Il est le premier des artistes à ouvrir le fameux « Club des 27 », qui regroupe les plus grandes légendes de la musique ayant comme tragique point commun d’être morts à 27 ans. Robert Johnson aurait d’ailleurs vendu son âme au diable à un carrefour contre un talent musical hors du commun. Tout était là pour créer la légende. Deux historiens américains ont consacré plus de cinquante ans de recherches à cette figure du blues pour démêler le mythe de la réalité.

Des ouvrages, des textes ou même des discours à propos de Robert Johnson, il y en a eu beaucoup. Ils ont pu manquer de sources, de précision, d’objectivité, voire même ne pas être factuels du tout. Peu de temps après sa mort en 1938, un discours prononcé pour lui rendre hommage contenait déjà de nombreuses inexactitudes, certaines par ignorance, d’autres pour correspondre à l’histoire que voulait raconter ce spécialiste du blues, pourtant l’un des premiers à avoir défendu Robert Johnson.
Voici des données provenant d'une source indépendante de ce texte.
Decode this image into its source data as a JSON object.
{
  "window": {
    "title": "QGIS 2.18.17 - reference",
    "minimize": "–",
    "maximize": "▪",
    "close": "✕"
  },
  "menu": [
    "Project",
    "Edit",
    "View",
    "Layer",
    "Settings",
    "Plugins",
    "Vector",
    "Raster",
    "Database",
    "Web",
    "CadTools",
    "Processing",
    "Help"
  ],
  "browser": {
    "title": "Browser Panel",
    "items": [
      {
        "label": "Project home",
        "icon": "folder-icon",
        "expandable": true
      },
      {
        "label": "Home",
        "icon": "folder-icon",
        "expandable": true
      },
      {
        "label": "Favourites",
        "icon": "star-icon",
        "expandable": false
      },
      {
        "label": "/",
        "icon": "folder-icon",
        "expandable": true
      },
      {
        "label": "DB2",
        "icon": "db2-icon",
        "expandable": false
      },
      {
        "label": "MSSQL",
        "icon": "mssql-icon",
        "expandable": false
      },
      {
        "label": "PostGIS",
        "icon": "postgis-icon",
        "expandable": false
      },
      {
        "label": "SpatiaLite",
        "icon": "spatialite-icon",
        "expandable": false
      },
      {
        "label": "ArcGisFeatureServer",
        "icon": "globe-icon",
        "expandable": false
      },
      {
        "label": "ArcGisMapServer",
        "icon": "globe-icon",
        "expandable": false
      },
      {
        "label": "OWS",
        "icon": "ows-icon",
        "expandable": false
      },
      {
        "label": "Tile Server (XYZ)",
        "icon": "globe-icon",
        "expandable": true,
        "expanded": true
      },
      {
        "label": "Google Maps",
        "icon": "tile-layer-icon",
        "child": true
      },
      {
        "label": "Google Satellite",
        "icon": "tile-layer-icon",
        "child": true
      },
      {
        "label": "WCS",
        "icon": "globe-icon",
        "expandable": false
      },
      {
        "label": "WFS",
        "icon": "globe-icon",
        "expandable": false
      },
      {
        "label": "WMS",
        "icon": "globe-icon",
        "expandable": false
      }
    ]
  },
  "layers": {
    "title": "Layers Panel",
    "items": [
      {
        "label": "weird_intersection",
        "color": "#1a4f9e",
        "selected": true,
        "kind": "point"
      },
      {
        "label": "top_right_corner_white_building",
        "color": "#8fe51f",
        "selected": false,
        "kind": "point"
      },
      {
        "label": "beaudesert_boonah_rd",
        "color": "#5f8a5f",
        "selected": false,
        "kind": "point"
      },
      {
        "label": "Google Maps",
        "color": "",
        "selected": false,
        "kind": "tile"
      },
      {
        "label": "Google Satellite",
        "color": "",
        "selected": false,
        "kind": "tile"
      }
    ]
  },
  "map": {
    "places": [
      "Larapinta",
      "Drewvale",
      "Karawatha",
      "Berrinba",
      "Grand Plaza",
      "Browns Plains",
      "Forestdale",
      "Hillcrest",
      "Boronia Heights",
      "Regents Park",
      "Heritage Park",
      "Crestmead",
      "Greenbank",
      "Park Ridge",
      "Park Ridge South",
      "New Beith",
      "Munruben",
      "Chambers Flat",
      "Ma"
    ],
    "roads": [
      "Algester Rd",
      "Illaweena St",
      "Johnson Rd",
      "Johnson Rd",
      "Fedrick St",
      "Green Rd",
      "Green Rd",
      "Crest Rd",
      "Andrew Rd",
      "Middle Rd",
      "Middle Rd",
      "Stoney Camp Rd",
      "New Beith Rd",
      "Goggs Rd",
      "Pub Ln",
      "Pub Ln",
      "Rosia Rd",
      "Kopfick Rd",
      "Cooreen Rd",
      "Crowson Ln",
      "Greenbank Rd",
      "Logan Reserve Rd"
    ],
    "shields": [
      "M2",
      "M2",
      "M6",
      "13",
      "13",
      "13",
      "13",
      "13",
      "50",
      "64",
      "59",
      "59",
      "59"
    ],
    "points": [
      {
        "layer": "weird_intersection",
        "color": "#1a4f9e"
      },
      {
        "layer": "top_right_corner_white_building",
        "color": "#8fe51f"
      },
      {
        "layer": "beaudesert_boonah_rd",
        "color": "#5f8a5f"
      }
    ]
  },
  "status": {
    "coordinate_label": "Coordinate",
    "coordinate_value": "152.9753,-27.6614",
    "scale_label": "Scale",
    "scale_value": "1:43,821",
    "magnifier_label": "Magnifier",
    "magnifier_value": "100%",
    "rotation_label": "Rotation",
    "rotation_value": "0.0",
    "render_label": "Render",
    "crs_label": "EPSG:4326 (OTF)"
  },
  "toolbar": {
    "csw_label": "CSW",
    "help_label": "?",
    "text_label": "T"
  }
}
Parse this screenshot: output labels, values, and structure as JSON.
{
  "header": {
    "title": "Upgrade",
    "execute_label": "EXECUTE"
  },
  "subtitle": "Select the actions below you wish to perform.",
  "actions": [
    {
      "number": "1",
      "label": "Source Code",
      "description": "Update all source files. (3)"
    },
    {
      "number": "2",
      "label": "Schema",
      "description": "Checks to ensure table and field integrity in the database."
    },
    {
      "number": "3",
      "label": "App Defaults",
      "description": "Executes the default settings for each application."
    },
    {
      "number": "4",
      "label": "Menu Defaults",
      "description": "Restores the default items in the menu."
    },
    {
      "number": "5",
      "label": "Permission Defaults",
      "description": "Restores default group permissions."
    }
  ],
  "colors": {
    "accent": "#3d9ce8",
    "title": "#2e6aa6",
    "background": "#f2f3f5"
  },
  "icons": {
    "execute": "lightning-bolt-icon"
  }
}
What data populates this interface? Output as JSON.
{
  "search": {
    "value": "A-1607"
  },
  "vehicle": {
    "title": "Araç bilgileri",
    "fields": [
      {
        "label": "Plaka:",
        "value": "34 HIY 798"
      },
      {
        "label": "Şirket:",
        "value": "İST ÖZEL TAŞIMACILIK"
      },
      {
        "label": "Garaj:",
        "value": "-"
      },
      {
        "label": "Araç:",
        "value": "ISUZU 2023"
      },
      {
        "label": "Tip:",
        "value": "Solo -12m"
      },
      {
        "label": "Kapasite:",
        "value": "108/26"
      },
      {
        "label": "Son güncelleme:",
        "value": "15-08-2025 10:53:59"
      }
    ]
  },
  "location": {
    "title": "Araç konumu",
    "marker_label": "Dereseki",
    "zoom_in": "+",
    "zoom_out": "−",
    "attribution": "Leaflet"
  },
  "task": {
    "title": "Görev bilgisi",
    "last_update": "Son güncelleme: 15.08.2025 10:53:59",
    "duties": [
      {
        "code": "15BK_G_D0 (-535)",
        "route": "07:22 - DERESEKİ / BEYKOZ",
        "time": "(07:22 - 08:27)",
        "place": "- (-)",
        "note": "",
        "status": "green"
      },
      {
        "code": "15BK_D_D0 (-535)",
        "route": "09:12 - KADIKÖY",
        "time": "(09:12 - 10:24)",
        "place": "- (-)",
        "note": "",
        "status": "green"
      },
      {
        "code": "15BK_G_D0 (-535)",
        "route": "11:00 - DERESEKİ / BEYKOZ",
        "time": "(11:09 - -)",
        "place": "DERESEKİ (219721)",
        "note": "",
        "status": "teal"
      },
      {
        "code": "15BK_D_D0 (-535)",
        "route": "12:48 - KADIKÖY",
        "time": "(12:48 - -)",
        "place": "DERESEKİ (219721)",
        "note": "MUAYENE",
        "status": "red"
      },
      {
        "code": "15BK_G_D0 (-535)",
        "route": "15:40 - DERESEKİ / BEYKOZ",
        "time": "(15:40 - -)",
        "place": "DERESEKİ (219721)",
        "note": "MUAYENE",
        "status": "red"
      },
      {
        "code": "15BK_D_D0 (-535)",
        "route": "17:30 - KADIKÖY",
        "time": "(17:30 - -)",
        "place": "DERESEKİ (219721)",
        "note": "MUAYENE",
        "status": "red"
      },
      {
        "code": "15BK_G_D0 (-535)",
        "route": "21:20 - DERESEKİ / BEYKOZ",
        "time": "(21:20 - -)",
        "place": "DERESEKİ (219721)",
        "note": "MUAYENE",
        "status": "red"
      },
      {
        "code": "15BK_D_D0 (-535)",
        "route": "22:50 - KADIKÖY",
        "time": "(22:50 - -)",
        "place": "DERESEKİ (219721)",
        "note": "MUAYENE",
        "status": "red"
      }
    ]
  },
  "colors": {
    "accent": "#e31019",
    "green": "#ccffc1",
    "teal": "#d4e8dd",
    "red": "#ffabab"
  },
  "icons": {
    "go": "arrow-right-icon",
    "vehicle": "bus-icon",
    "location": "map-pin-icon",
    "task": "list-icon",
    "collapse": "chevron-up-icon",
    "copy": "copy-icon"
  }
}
Il faut dire que même de son vivant, Robert Johnson était quelqu’un d’assez mystérieux et secret (surtout sur ses techniques de guitare), qui pouvait aussi avoir un caractère très changeant du fait de son vécu et de son alcoolisme. Le manque de sources exploitées jusqu’à présent, les mystères déjà présents de son vivant et sa disparition elle aussi mystérieuse et mystifiée ont tôt fait de constituer une légende. Celle de Robert Johnson, virtuose du blues, la musique du diable.

Cette perception du blues au début du XXe siècle, qui lui aura d’ailleurs valu des souffrances et des drames personnels, et le grand secret qu’il entretenait autour de ses techniques de guitare, n’ont fait qu’accréditer la thèse selon laquelle il aurait vendu son âme au diable à un carrefour en échange de ses dons musicaux.

Mais il n’en est rien. Robert Johnson a voyagé dans tout le Mississippi, et dans de nombreuses régions des Etats-Unis pour construire sa carrière puis sa légende. Il a su obtenir de plusieurs mentors un apprentissage de techniques de guitare qu’il a poussé bien plus loin que ceux-ci. Il a lutté contre les préjugés, contre son milieu et contre tous les obstacles qui se sont dressés sur sa route pour devenir un guitariste de blues reconnu et respecté, et pouvoir enregistrer ses chansons. Il s’est aussi consumé de son alcoolisme et de son amour des femmes, qui lui vaudront de se faire assassiner à l’âge de 27 ans.

Bruce Conforth et Gayle Dean Wardlow ont travaillé très tôt sur la légende Robert Johnson, ils ont recueilli des sources dès les années 60, analysé les archives et rencontré des témoins de l’époque avant leur disparition. Après plus de 50 ans d’un travail précis, minutieux et très documenté, ils nous proposent la biographie définitive de Robert Johnson dans ce livre événement déjà primé aux Etats-Unis. Présenté en France par les éditions Le Castor Astral, ce bel ouvrage comporte de très nombreux documents d’archives et des photos qui viennent illustrer un travail d’une impressionnante précision. En révélant enfin la vraie vie de Robert Johnson et les circonstances exactes de sa mort, c’est l’histoire du blues qu’ils réécrivent.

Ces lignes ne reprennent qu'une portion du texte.